Remarkably, E55Q appears to be ideally positioned although, due to the mutation, chemically unable to activate one of the bound waters for nucleophilic attack at the anomeric carbon, in agreement with activity assays. Crucially, the conserved catalytic aspartate (D80) is too far away to perform this activation, and the active site arrangement indicates that this is also the case in the wild-type enzyme. This is at odds with the broadly accepted mechanism of catalysis for this family of hydrolases, which classically rely on the same two carboxylate groups for both stages of the catalytic cycle. As such, we believe we have identified E55 as an additional contributor at the DNPH1 active site that alters our understanding of this enzyme’s catalytic mechanism.
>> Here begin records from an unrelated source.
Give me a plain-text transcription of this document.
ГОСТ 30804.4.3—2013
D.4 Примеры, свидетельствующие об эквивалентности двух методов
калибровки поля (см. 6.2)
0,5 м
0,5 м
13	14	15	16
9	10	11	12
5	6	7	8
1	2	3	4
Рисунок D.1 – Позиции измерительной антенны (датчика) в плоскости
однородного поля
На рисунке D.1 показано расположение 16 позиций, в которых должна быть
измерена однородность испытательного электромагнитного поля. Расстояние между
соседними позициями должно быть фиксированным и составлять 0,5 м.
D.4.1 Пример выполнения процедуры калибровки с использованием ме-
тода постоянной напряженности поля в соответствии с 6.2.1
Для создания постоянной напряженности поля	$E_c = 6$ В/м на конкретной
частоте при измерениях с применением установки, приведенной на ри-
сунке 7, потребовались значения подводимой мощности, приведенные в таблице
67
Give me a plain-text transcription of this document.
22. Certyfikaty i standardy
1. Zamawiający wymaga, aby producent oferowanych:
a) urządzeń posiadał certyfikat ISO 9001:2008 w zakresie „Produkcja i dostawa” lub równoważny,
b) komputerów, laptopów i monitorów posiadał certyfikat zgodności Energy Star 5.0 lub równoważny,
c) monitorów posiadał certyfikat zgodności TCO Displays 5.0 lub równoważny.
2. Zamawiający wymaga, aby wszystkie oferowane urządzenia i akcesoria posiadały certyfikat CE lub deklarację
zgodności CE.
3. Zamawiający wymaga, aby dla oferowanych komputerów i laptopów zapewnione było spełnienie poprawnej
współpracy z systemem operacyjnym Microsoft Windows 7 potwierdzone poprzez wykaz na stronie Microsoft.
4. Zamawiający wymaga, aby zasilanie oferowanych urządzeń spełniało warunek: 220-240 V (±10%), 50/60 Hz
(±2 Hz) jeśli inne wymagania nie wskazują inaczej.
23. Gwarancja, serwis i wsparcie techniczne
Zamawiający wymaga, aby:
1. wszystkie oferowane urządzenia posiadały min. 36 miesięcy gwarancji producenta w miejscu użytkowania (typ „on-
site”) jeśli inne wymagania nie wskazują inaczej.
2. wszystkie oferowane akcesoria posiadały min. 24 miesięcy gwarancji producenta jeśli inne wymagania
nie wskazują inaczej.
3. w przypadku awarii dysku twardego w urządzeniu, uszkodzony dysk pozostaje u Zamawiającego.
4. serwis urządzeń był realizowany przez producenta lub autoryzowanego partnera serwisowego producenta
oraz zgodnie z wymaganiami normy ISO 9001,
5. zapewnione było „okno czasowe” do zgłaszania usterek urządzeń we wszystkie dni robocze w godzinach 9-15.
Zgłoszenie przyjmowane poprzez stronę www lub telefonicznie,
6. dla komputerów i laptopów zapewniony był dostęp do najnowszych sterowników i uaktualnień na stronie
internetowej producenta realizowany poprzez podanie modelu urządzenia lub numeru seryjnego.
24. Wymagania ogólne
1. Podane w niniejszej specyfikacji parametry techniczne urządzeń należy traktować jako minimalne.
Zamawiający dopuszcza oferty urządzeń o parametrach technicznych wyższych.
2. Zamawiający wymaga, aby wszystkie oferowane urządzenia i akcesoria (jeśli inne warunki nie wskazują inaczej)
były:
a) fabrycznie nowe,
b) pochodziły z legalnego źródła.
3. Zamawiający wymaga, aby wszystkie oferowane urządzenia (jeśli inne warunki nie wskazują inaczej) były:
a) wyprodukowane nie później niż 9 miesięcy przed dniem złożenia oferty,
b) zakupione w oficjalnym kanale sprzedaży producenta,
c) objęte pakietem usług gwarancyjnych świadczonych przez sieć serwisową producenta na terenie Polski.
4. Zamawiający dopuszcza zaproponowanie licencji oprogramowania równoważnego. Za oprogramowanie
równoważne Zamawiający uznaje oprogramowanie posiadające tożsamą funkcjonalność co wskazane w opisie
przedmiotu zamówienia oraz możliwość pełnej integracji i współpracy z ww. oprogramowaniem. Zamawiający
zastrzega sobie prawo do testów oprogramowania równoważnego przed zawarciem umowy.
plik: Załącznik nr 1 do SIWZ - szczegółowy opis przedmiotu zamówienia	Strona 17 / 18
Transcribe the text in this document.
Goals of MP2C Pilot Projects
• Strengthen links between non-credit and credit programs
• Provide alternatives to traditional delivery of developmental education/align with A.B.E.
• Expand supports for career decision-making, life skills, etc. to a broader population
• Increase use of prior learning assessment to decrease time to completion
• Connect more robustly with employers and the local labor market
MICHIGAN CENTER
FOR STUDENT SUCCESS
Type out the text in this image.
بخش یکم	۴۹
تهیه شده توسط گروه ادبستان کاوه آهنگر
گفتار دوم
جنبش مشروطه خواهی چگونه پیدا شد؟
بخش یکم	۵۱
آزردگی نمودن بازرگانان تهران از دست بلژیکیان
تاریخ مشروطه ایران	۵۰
In both chains, H56 adopts two rotameric conformations that correlate with the two alternative conformations of the dRP:E104 moiety. To avoid local clashes, these two conformations are also linked to smaller movements of residues Y24 and C26. Accordingly, we constrained conformational occupancies for these species in each separate chain during refinement. In chain A (Supplementary Fig. 5a–c), the two alternative conformations refine to approximately 50% occupancy each. This results in poor sidechain density for each H56 rotamer, but yields good evidence for both dRP:E104 conformations. However, in chain B (Supplementary Fig. 5d–f), conformation ‘A’ refines to nearly 80% occupancy, enabling clearer definition of the interaction network. In this dominant arrangement, H56 electrostatically drives the dRP 3′ hydroxyl group to form a hydrogen bond with the remaining sidechain carbonyl oxygen of E104 (Fig. 5c). In contrast, in conformation ‘B’, which is best visualised in chain A (Fig. 5d), this additional dRP-E104 hydrogen bond is not possible.

Discussion

Human nucleotide glycosidase DNPH1 represents an important drug target that, in combination with PARPi’s, offers a new avenue for treatment of BRCA-deficient cancers. In this study, we have presented crystallographic structures of the enzyme bound to its substrate at two key stages of the catalytic cycle. In combination with substrate turnover assays, these structures reveal important mechanistic insights that provide two alternative starting points for rational drug design.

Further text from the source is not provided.